I am thinking about putting money in a Donor Advised Fund, but don’t really know what the pros and cons are of using a Donor Advised Fund versus givingn money directly to charity. What do you think?
-S
I looked into Donor Advised Funds a few years ago as vehicle for my charitible giving, but decided I didn’t have enough of idea of how I wanted to give to warrant setting up such a fund. I imagine many of you are scratching your heads just like I did a few years ago. Donor Advised Funds? A Donor Advised Fund is basically a mini foundation. It used to be purely the tool of the very rich who wanted to be like the uber rich. However Donor Advised Funds are actually relatively affordable to get into today. Fidelity let’s you open a account with the Fidelity Charitable Gift Fund with as little as $5,000. Schwab recently followed Fidelity’s lead and lowered their minimum on their Schwab Charitable Fund. from $10,000 to $5,000 as well. Vanguard lags behind both Schwab and Fidelity, requiring $25,000 to open account with the Vanguard Charitable Endowment
While the charitable funds are “run and operated” by the likes Schwab, Fidelity, and other financial institution, the accounts work very much like a standard brokerage account that you might have. You pick what funds you want to invest in, and you pick what charities you want to give gifts to. However, once the funds which can be cash, stock shares, and mutual funds are handed over, they are turned over irrevocably. The gift is made, and the money is no longer yours. This is both a minus and plus. Technically speaking the money is “owned” by the the charitable fund/endowment, and as a donor one only make recommendations for grants. One of the big benefits is that fund takes care of the paperwork of giving, and will also research different charities to make sure they meet minimum standards.
Because the gift is irrevocable, the deduction can be taken immediately. Like a standard gift of shares, the full value of securities is tax deductible.
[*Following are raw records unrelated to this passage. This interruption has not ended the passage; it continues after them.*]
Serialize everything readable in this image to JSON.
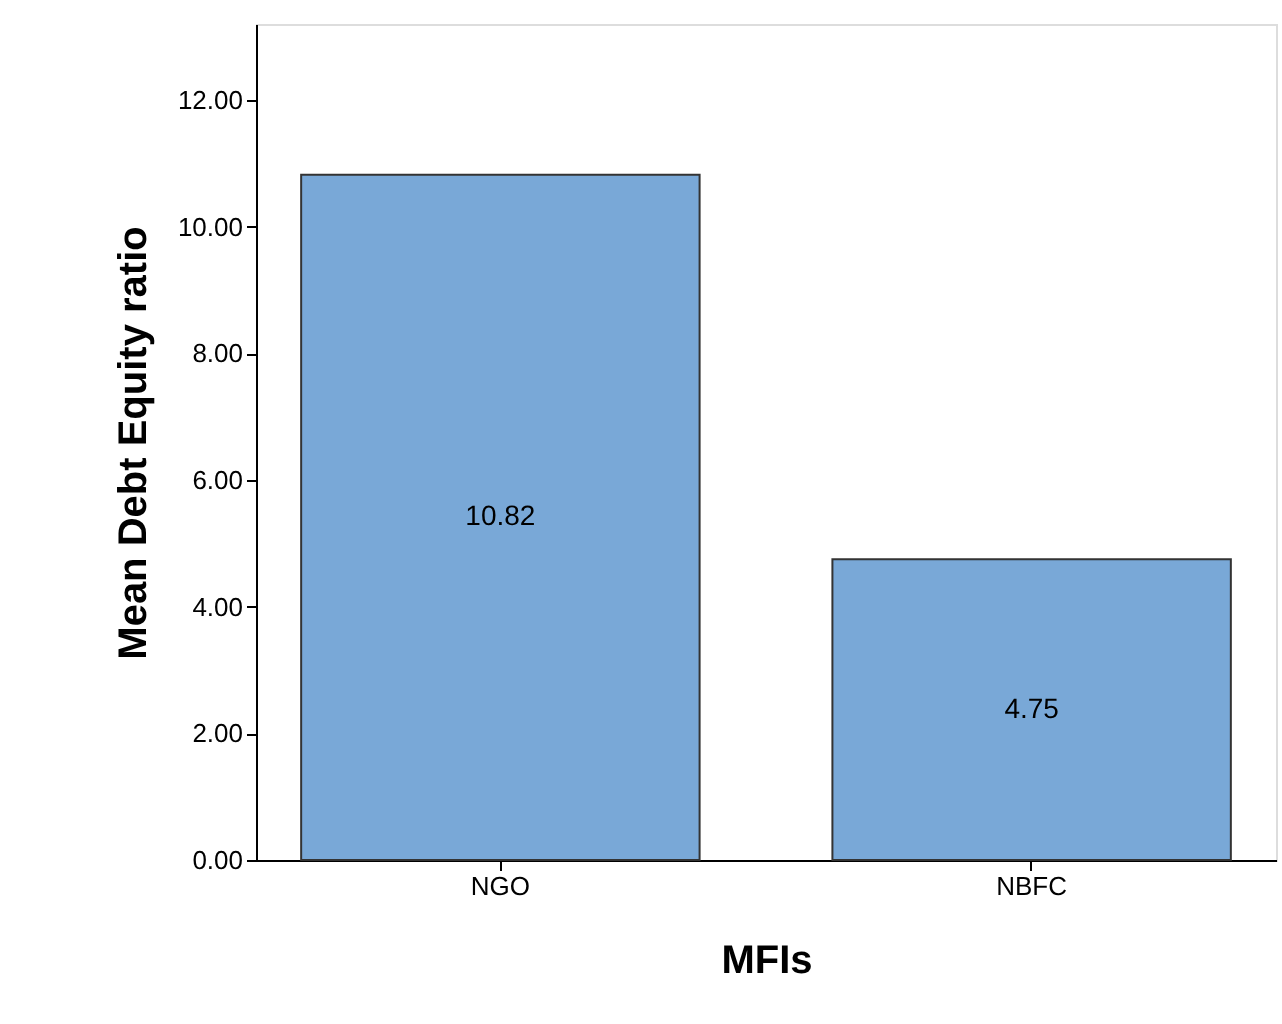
{
  "chart_data": {
    "type": "bar",
    "xlabel": "MFIs",
    "ylabel": "Mean Debt Equity ratio",
    "categories": [
      "NGO",
      "NBFC"
    ],
    "values": [
      10.82,
      4.75
    ],
    "color": "#79a8d7",
    "ylim": [
      0,
      13.2
    ],
    "yticks": [
      {
        "value": 0,
        "label": "0.00"
      },
      {
        "value": 2,
        "label": "2.00"
      },
      {
        "value": 4,
        "label": "4.00"
      },
      {
        "value": 6,
        "label": "6.00"
      },
      {
        "value": 8,
        "label": "8.00"
      },
      {
        "value": 10,
        "label": "10.00"
      },
      {
        "value": 12,
        "label": "12.00"
      }
    ],
    "data_labels": true,
    "grid": false
  }
}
Being able to take the deduction immediately is great if you want to make a charitable gift, but haven’t decided to whom. In addition once the funds are in the account they are sheltered from any tax complications. A donor can effectively buy and sell without tax consequences to him or her personally and more importantly the money available for giving.
So what are the drawbacks to a Donor Advised Fund? The main one is that you can’t change your mind about giving. The money is gone. I don’t think this is actually a big drawback, however, as this is always the nature of giving (or at least it should be). However when most people set up Donor Advised Funds, they are often handing over money that they plan on giving for years to come. That fact highlights the major difference between giving to charity year to year and a Donor Advised Funds. Setting up Donor Advised Fund is sustained commitment to giving. It’s not a tool to be used to give gifts in any one year, but rather for a lifetime of giving. In addition there are some restrictions on grants. Grants cannot for instance be used for admittance to Galas, or used as part of personal commitment to ride or walk event. Generally speaking the limited and reasonable restrictions are in place from preventing donors from using the funds for his or her own benefit.